Using R to Compute Weighted Average Inferences
How to Compute Weighted Average Inferences
Next, identify and save the names of taxa that are found in both data sets.
# Compare taxa names in tolerance value and assessment data.
# Make sure all taxa names are in capital letters only
names.tv <- toupper(names(site.species)[-1])
names.assess <- toupper(names(site.species.or)[-1])
# Combine taxa names from both datasets in one vector
# and then find taxanames that are repeated
names.all <- c(names.tv, names.assess)
names.match <- names.all[duplicated(names.all)]

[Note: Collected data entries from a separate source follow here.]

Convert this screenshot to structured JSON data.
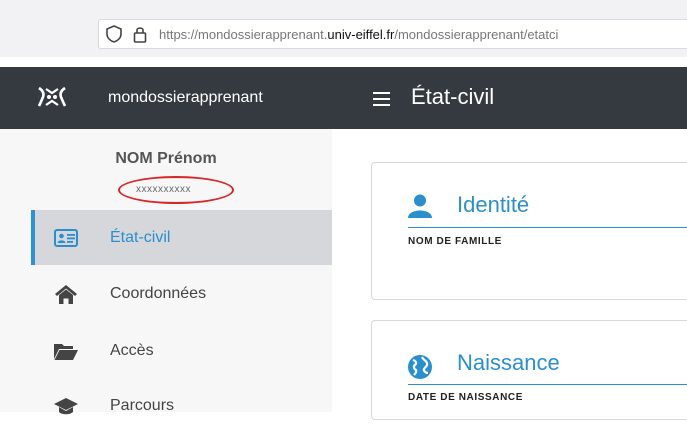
{
  "browser": {
    "url_prefix": "https://mondossierapprenant.",
    "url_domain": "univ-eiffel.fr",
    "url_suffix": "/mondossierapprenant/etatci"
  },
  "navbar": {
    "app_name": "mondossierapprenant",
    "page_title": "État-civil"
  },
  "user": {
    "name": "NOM Prénom",
    "id": "xxxxxxxxxx"
  },
  "sidebar": {
    "items": [
      {
        "label": "État-civil",
        "icon": "id-card-icon",
        "active": true
      },
      {
        "label": "Coordonnées",
        "icon": "home-icon",
        "active": false
      },
      {
        "label": "Accès",
        "icon": "folder-open-icon",
        "active": false
      },
      {
        "label": "Parcours",
        "icon": "graduation-cap-icon",
        "active": false
      }
    ]
  },
  "cards": [
    {
      "title": "Identité",
      "icon": "user-icon",
      "fields": [
        "NOM DE FAMILLE"
      ]
    },
    {
      "title": "Naissance",
      "icon": "globe-icon",
      "fields": [
        "DATE DE NAISSANCE"
      ]
    }
  ],
  "colors": {
    "navbar_bg": "#343a40",
    "accent": "#2a8fcf",
    "annotation_circle": "#d62828"
  }
}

print("Taxa in both databases")
print(sort(names.match))
To apply assessment tools, we need to compute central tendencies for as many taxa as possible. To do this, expand the list of taxa to include all taxa that occur in at least 20 sites in the EMAP-West data set. (The 20 site limit is imposed to avoid overfitting a model to a rare taxon.)
# Get names of all taxa in the data set
taxa.names.init <- names(site.species)[-1]

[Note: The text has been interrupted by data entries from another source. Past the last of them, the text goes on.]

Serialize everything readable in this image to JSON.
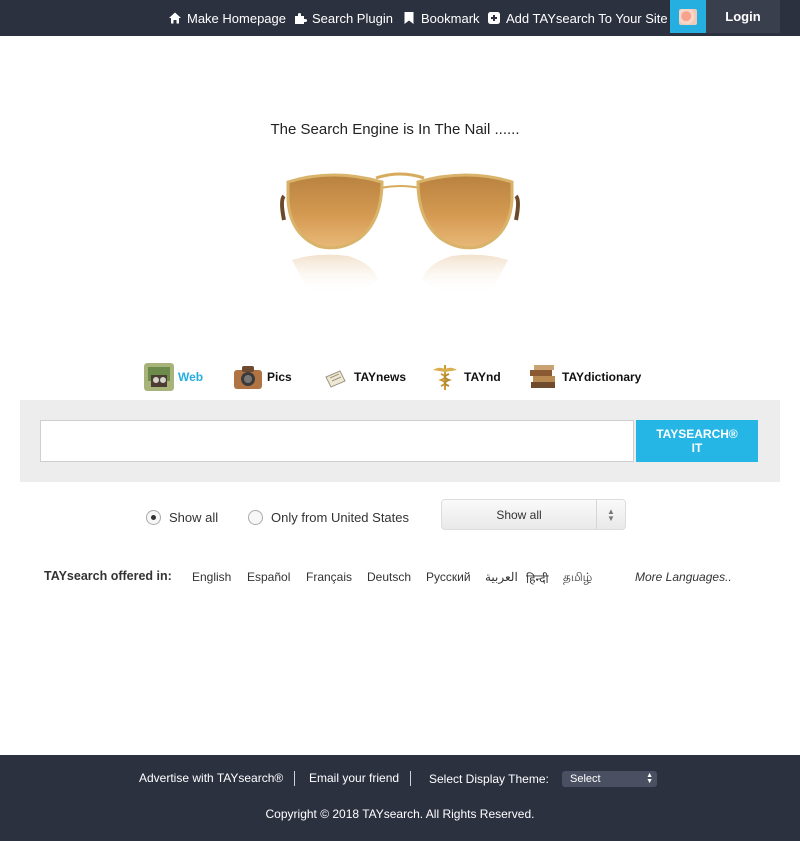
{
  "topbar": {
    "links": [
      {
        "label": "Make Homepage",
        "icon": "home-icon"
      },
      {
        "label": "Search Plugin",
        "icon": "puzzle-icon"
      },
      {
        "label": "Bookmark",
        "icon": "bookmark-icon"
      },
      {
        "label": "Add TAYsearch To Your Site",
        "icon": "plus-square-icon"
      }
    ],
    "login_label": "Login"
  },
  "hero": {
    "tagline": "The Search Engine is In The Nail ......"
  },
  "tabs": [
    {
      "label": "Web",
      "active": true
    },
    {
      "label": "Pics",
      "active": false
    },
    {
      "label": "TAYnews",
      "active": false
    },
    {
      "label": "TAYnd",
      "active": false
    },
    {
      "label": "TAYdictionary",
      "active": false
    }
  ],
  "search": {
    "value": "",
    "button_label": "TAYSEARCH® IT"
  },
  "filters": {
    "radio_all": "Show all",
    "radio_country": "Only from United States",
    "select_value": "Show all"
  },
  "languages": {
    "title": "TAYsearch offered in:",
    "items": [
      "English",
      "Español",
      "Français",
      "Deutsch",
      "Русский",
      "العربية",
      "हिन्दी",
      "தமிழ்"
    ],
    "more": "More Languages.."
  },
  "footer": {
    "advertise": "Advertise with TAYsearch®",
    "email": "Email your friend",
    "theme_label": "Select Display Theme:",
    "theme_select": "Select",
    "copyright": "Copyright © 2018 TAYsearch. All Rights Reserved."
  },
  "colors": {
    "bar": "#2c3140",
    "accent": "#25b6e6"
  }
}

# Compute the number of occurrence of each taxon
getocc <- function(x) sum(x>0)
numocc <- apply(site.species[, taxa.names.init], 2, getocc)
taxa.names <- taxa.names.init[numocc >= 20]

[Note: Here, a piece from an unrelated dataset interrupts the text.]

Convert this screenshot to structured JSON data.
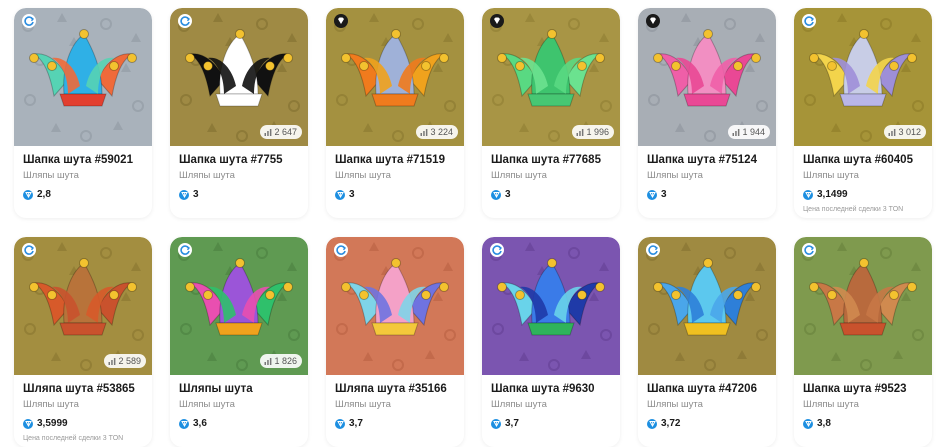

Now, recompute central tendencies for the expanded list of taxa by running the central tendencies script again(see Central Tendencies in the Helpful Links box). Make sure you run the script for all taxon names identified above. Depending on the number of taxa selected, this may take some time.
Continuous tolerance values (e.g., weighted averages) can be classified into tolerance categories, but it is preferable to use them in conjunction with a mean tolerance value metric.
Mean tolerance values are the best metric to use in conjunction with continuous-valued tolerance values such as weighted averages or optima. The following script assumes that weighted averages have been computed for all taxa listed in names.match. Other tolerance values can be substituted into the third line of code as desired.
# Only select taxa for which tolerance values
# have been computed.
mat1 <- as.matrix(dfmerge.or[, names.match])
# First get total abundance
tot.abn <- apply(mat1, 1, sum)
# Use matrix multiplication to compute the sum of all
# observed tolerance values, and then divide by total
# abundance to get the mean tolerance value.
mean.tv <- (mat1 %*% WA[names.match])/tot.abn
plot(dfmerge.or$temp, mean.tv, xlab = "Temperature",
ylab = "Mean tolerance value")